Fierce clashes throughout the northern rural areas of Aleppo are getting hold of refugee camps which are spread along borderlines with Turkey, thus pushing the refugees inside Turkish borders where they will be faced by force and coercion by the Ankara police as to push them back into Syrian hostile grounds, a horrific fate of being caught between the worst of two evils.
The Human Rights Watch announced that over 30 thousand people have been put on the move in the last 48 hours. The Watch’s announcement pointed out that ISIS registered advancement on April 13th and 14th forced over half of the refugees in camps located east of Azaz city to escape and head for other safer camps.

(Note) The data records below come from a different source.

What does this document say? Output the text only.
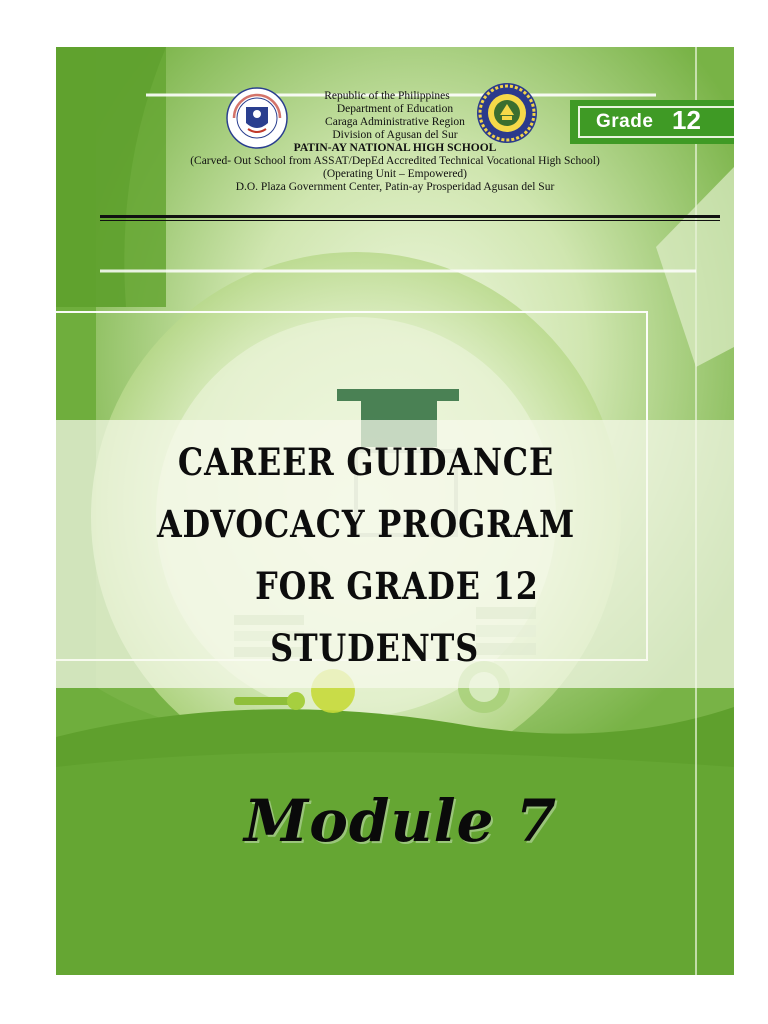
Republic of the Philippines
Department of Education
Caraga Administrative Region
Division of Agusan del Sur
PATIN-AY NATIONAL HIGH SCHOOL
(Carved- Out School from ASSAT/DepEd Accredited Technical Vocational High School)
(Operating Unit – Empowered)
D.O. Plaza Government Center, Patin-ay Prosperidad Agusan del Sur
Grade 12
CAREER GUIDANCE
ADVOCACY PROGRAM
FOR GRADE 12
STUDENTS
Module 7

The number of refugees who were forced to flee is estimated to be over 60 thousand people.
Nadim Houry, Human Rights Watch’s deputy director of its Middle East and North Africa division, told Asharq Al-Awsat newspaper that the only valid solution in the meantime is to relief the tens of thousands of refugees stuck on the Syrian north borders and open up Turkish borders, taking into consideration the current circumstances occurring over the past month which prove that the Syrian border zone is not safe and that all armed parties are sparing no effort when trying to take control over it.

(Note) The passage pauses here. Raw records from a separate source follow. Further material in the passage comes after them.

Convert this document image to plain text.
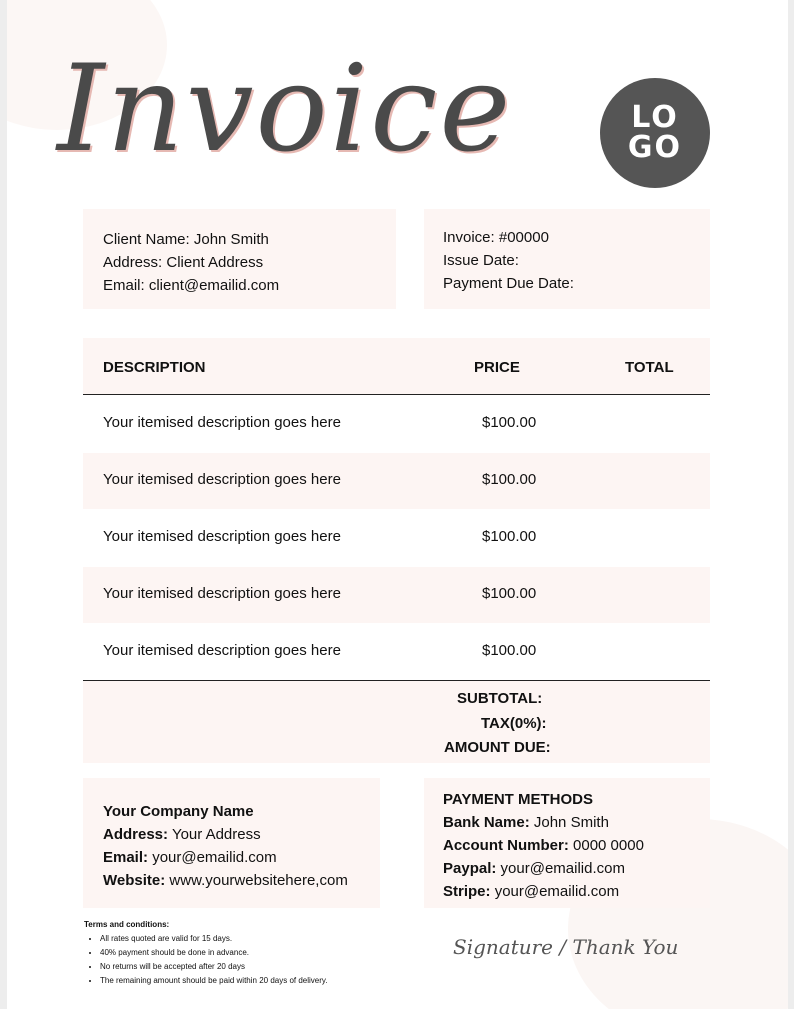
Invoice	LO
GO
Client Name: John Smith
Address: Client Address
Email: client@emailid.com
Invoice: #00000
Issue Date:
Payment Due Date:
DESCRIPTION	PRICE	TOTAL
Your itemised description goes here	$100.00
Your itemised description goes here	$100.00
Your itemised description goes here	$100.00
Your itemised description goes here	$100.00
Your itemised description goes here	$100.00
SUBTOTAL:
TAX(0%):
AMOUNT DUE:
Your Company Name
Address: Your Address
Email: your@emailid.com
Website: www.yourwebsitehere,com
PAYMENT METHODS
Bank Name: John Smith
Account Number: 0000 0000
Paypal: your@emailid.com
Stripe: your@emailid.com
Terms and conditions:
• All rates quoted are valid for 15 days.
• 40% payment should be done in advance.
• No returns will be accepted after 20 days
• The remaining amount should be paid within 20 days of delivery.
Signature / Thank You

Houri added that ISIS, over the last few hours, had taken control over two other camps located among Aleppo’s northern camps and that the clashes ripping through the governorate proves that civilians are hanging on top of a boiling cauldron and are in need of immediate relief.
He carried on saying that thirty thousand cases have moved towards Azaz in the last 48 hours, only to join another 70 thousand suffering refugees who originally were settled there. However, Houri explained that the camps are not safe havens either, and do not meet the bare necessities for survival.